The flagging earnings picture is one of several key factors dogging the U.S. stock market which had the worst start to a year on record.

Valuations have come down but largely because stock prices have fallen faster than earnings estimates. The S&P 500's forward price-to-earnings ratio stands at 14.9, its lowest since the first quarter of 2013 and well off the 17.4 level of May when the index hit its record high.

While that PE ratio is now slightly below the market's long-term average of about 15, it is hard to argue stocks are cheap, even on the back of an 8.6 percent year-to-date drop in the S&P 500, until the profit outlook stabilizes. And that hasn't happened.

Fourth-quarter 2015 earnings for S&P 500 companies are projected to have fallen 4.5 percent from a year ago, with a decline of 3.5 percent in revenue expected.

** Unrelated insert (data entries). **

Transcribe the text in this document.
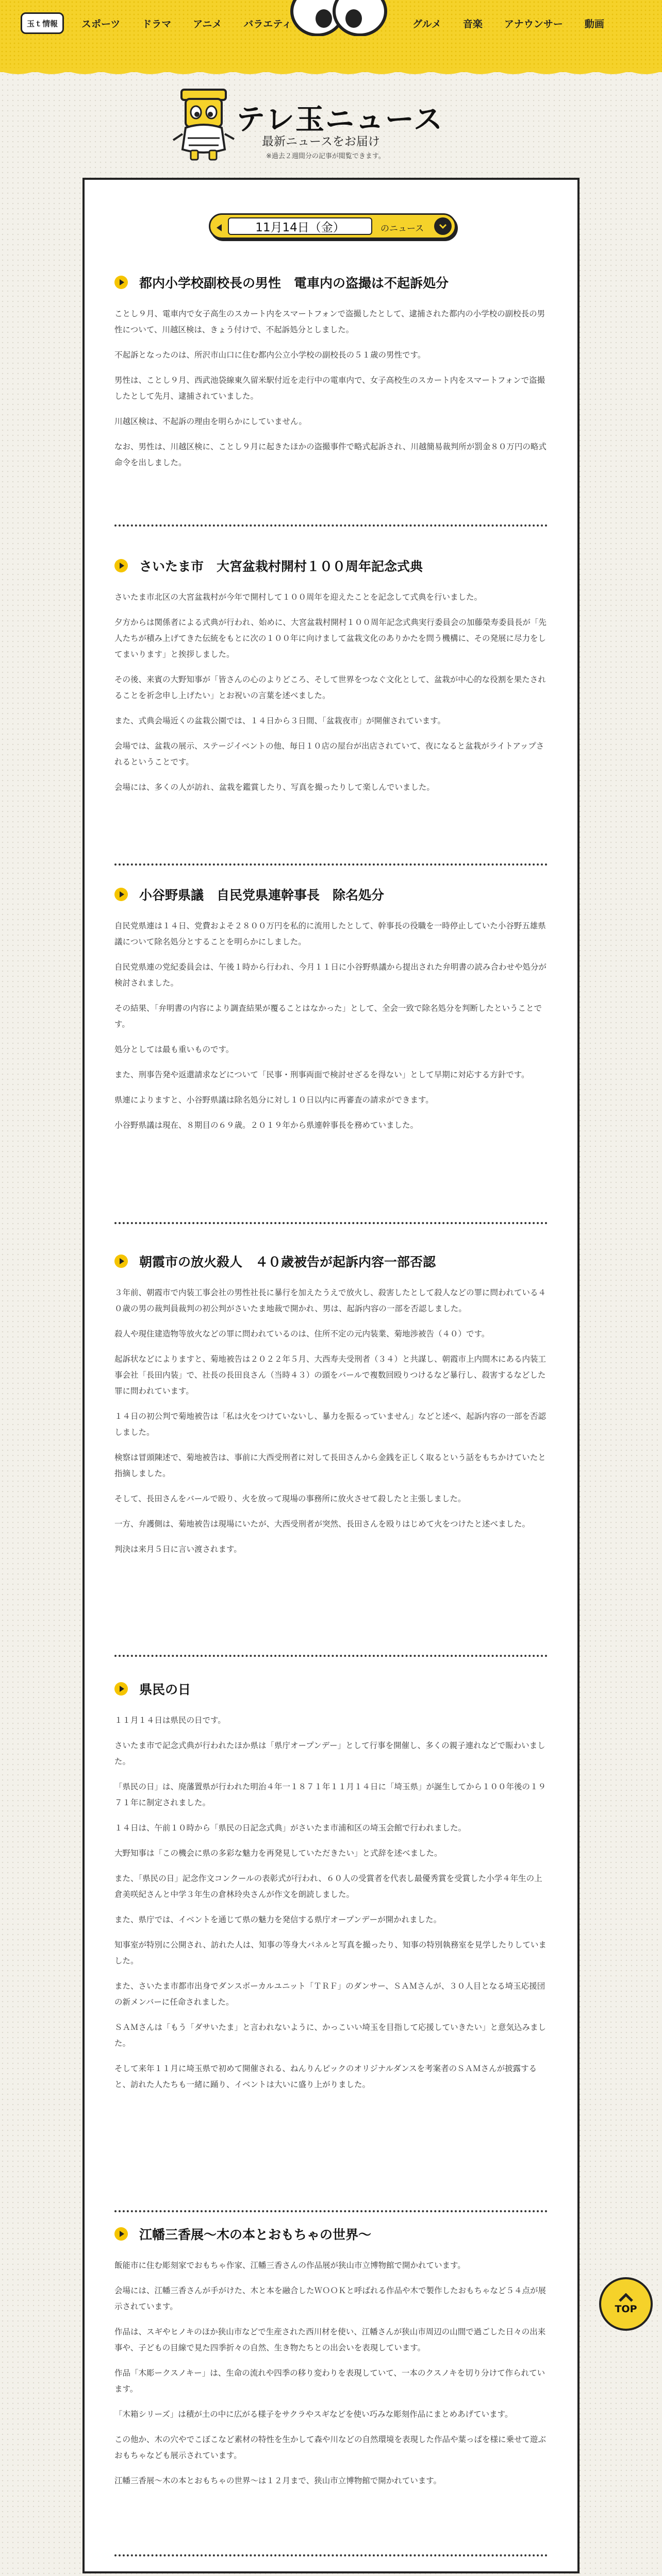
玉ｔ情報 スポーツ ドラマ アニメ バラエティ	グルメ 音楽 アナウンサー 動画
テレ玉ニュース
最新ニュースをお届け
※過去２週間分の記事が閲覧できます。
11月14日（金）	のニュース
都内小学校副校長の男性　電車内の盗撮は不起訴処分

ことし９月、電車内で女子高生のスカート内をスマートフォンで盗撮したとして、逮捕された都内の小学校の副校長の男性について、川越区検は、きょう付けで、不起訴処分としました。

不起訴となったのは、所沢市山口に住む都内公立小学校の副校長の５１歳の男性です。

男性は、ことし９月、西武池袋線東久留米駅付近を走行中の電車内で、女子高校生のスカート内をスマートフォンで盗撮したとして先月、逮捕されていました。

川越区検は、不起訴の理由を明らかにしていません。

なお、男性は、川越区検に、ことし９月に起きたほかの盗撮事件で略式起訴され、川越簡易裁判所が罰金８０万円の略式命令を出しました。

さいたま市　大宮盆栽村開村１００周年記念式典

さいたま市北区の大宮盆栽村が今年で開村して１００周年を迎えたことを記念して式典を行いました。

夕方からは関係者による式典が行われ、始めに、大宮盆栽村開村１００周年記念式典実行委員会の加藤榮寿委員長が「先人たちが積み上げてきた伝統をもとに次の１００年に向けまして盆栽文化のありかたを問う機構に、その発展に尽力をしてまいります」と挨拶しました。

その後、来賓の大野知事が「皆さんの心のよりどころ、そして世界をつなぐ文化として、盆栽が中心的な役割を果たされることを祈念申し上げたい」とお祝いの言葉を述べました。

また、式典会場近くの盆栽公園では、１４日から３日間、「盆栽夜市」が開催されています。

会場では、盆栽の展示、ステージイベントの他、毎日１０店の屋台が出店されていて、夜になると盆栽がライトアップされるということです。

会場には、多くの人が訪れ、盆栽を鑑賞したり、写真を撮ったりして楽しんでいました。

小谷野県議　自民党県連幹事長　除名処分

自民党県連は１４日、党費およそ２８００万円を私的に流用したとして、幹事長の役職を一時停止していた小谷野五雄県議について除名処分とすることを明らかにしました。

自民党県連の党紀委員会は、午後１時から行われ、今月１１日に小谷野県議から提出された弁明書の読み合わせや処分が検討されました。

その結果、「弁明書の内容により調査結果が覆ることはなかった」として、全会一致で除名処分を判断したということです。

処分としては最も重いものです。

また、刑事告発や返還請求などについて「民事・刑事両面で検討せざるを得ない」として早期に対応する方針です。

県連によりますと、小谷野県議は除名処分に対し１０日以内に再審査の請求ができます。

小谷野県議は現在、８期目の６９歳。２０１９年から県連幹事長を務めていました。

朝霞市の放火殺人　４０歳被告が起訴内容一部否認

３年前、朝霞市で内装工事会社の男性社長に暴行を加えたうえで放火し、殺害したとして殺人などの罪に問われている４０歳の男の裁判員裁判の初公判がさいたま地裁で開かれ、男は、起訴内容の一部を否認しました。

殺人や現住建造物等放火などの罪に問われているのは、住所不定の元内装業、菊地渉被告（４０）です。

起訴状などによりますと、菊地被告は２０２２年５月、大西寿夫受刑者（３４）と共謀し、朝霞市上内間木にある内装工事会社「長田内装」で、社長の長田良さん（当時４３）の頭をバールで複数回殴りつけるなど暴行し、殺害するなどした罪に問われています。

１４日の初公判で菊地被告は「私は火をつけていないし、暴力を振るっていません」などと述べ、起訴内容の一部を否認しました。

検察は冒頭陳述で、菊地被告は、事前に大西受刑者に対して長田さんから金銭を正しく取るという話をもちかけていたと指摘しました。

そして、長田さんをバールで殴り、火を放って現場の事務所に放火させて殺したと主張しました。

一方、弁護側は、菊地被告は現場にいたが、大西受刑者が突然、長田さんを殴りはじめて火をつけたと述べました。

判決は来月５日に言い渡されます。

県民の日

１１月１４日は県民の日です。

さいたま市で記念式典が行われたほか県は「県庁オープンデー」として行事を開催し、多くの親子連れなどで賑わいました。

「県民の日」は、廃藩置県が行われた明治４年一１８７１年１１月１４日に「埼玉県」が誕生してから１００年後の１９７１年に制定されました。

１４日は、午前１０時から「県民の日記念式典」がさいたま市浦和区の埼玉会館で行われました。

大野知事は「この機会に県の多彩な魅力を再発見していただきたい」と式辞を述べました。

また、「県民の日」記念作文コンクールの表彰式が行われ、６０人の受賞者を代表し最優秀賞を受賞した小学４年生の上倉美咲紀さんと中学３年生の倉林玲央さんが作文を朗読しました。

また、県庁では、イベントを通じて県の魅力を発信する県庁オープンデーが開かれました。

知事室が特別に公開され、訪れた人は、知事の等身大パネルと写真を撮ったり、知事の特別執務室を見学したりしていました。

また、さいたま市都市出身でダンスボーカルユニット「ＴＲＦ」のダンサー、ＳＡＭさんが、３０人目となる埼玉応援団の新メンバーに任命されました。

ＳＡＭさんは「もう「ダサいたま」と言われないように、かっこいい埼玉を目指して応援していきたい」と意気込みました。

そして来年１１月に埼玉県で初めて開催される、ねんりんピックのオリジナルダンスを考案者のＳＡＭさんが披露すると、訪れた人たちも一緒に踊り、イベントは大いに盛り上がりました。

江幡三香展～木の本とおもちゃの世界～

飯能市に住む彫刻家でおもちゃ作家、江幡三香さんの作品展が狭山市立博物館で開かれています。

会場には、江幡三香さんが手がけた、木と本を融合したＷＯＯＫと呼ばれる作品や木で製作したおもちゃなど５４点が展示されています。

作品は、スギやヒノキのほか狭山市などで生産された西川材を使い、江幡さんが狭山市周辺の山間で過ごした日々の出来事や、子どもの目線で見た四季折々の自然、生き物たちとの出会いを表現しています。

作品「木彫ークスノキー」は、生命の流れや四季の移り変わりを表現していて、一本のクスノキを切り分けて作られています。

「木箱シリーズ」は積が土の中に広がる様子をサクラやスギなどを使い巧みな彫刻作品にまとめあげています。

この他か、木の穴やでこぼこなど素材の特性を生かして森や川などの自然環境を表現した作品や葉っぱを様に乗せて遊ぶおもちゃなども展示されています。

江幡三香展～木の本とおもちゃの世界～は１２月まで、狭山市立博物館で開かれています。

TOP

Earnings fell 0.8 percent in the third quarter of 2015, Thomson Reuters data shows.

In the past week, first-quarter 2016 earnings estimates have fallen by more than 1 percentage point, flipping the year-over-year outlook for the quarter to a decline of 0.4 percent from a gain of 0.8 percent.

"It adds to the difficulties for the overall market," said Robert Pavlik, chief market strategist at Boston Private Wealth in New York.

"When you start to look at some of the forecasts for earnings growth in 2016, you're not expected to see much in the first quarter or second," while big profit gains are expected later in the year, he said. "That seems to me an extremely difficult thing to achieve unless things really turn around."

OIL, CHINA, DOLLAR ADD TO WOES

Forecasts from companies are not helping the picture, given the continuing collapse in oil prices, concerns about the slowdown in China and a rising U.S. dollar, which drags down U.S. multinationals' earnings.

International Business Machines and Advanced Micro Devices both gave outlooks this week that disappointed, while Union Pacific reported a lower quarterly profit and warned 2016 does not look much better for business.

After the bell on Thursday, a forecast from Starbucks fell short of analysts' expectations and the company's shares dropped 4 percent, while Boeing's stock slipped 1.5 percent as it said it will cut production of its 747-8 jumbo jet in half.

"In this environment, one of the things you're not going to get from CFOs on the conference call is robust guidance because there's so much uncertainty," said Art Hogan, chief market strategist at Wunderlich Securities in New York.

Earnings from technology companies are expected to have declined 3.4 percent in the fourth quarter from a year ago with no respite seen in the current quarter.

For the first quarter, tech profits are now forecast to fall 1.3 percent, a 3-percentage-point swing to the downside since Jan. 1 when the estimate called for a 1.7 percent increase.

Earnings from the energy sector are seen dropping 73.3 percent in the fourth quarter and by 66.5 percent in the first quarter, with oil prices down roughly 18 percent in the fourth quarter and another 20 percent in the first quarter so far.

Materials sector earnings are forecast to have dropped by 25.2 percent in the fourth quarter and by 4.7 percent in the first.

No recovery is expected for materials earnings until the third quarter and no bounce for energy profits are seen until the end of 2016.

Still, Hogan said there is a chance earnings reports for the fourth quarter could offer some hope for stocks once more results are in, since most companies tend to beat conservative estimates.

So far for fourth quarter results, 69 percent of companies are beating analysts' profit expectations.

Zero earnings growth is now expected for 2015, while profit growth for 2016 has come down in recent weeks, from 7.6 percent projected on Jan. 1 to just 6.1 percent now.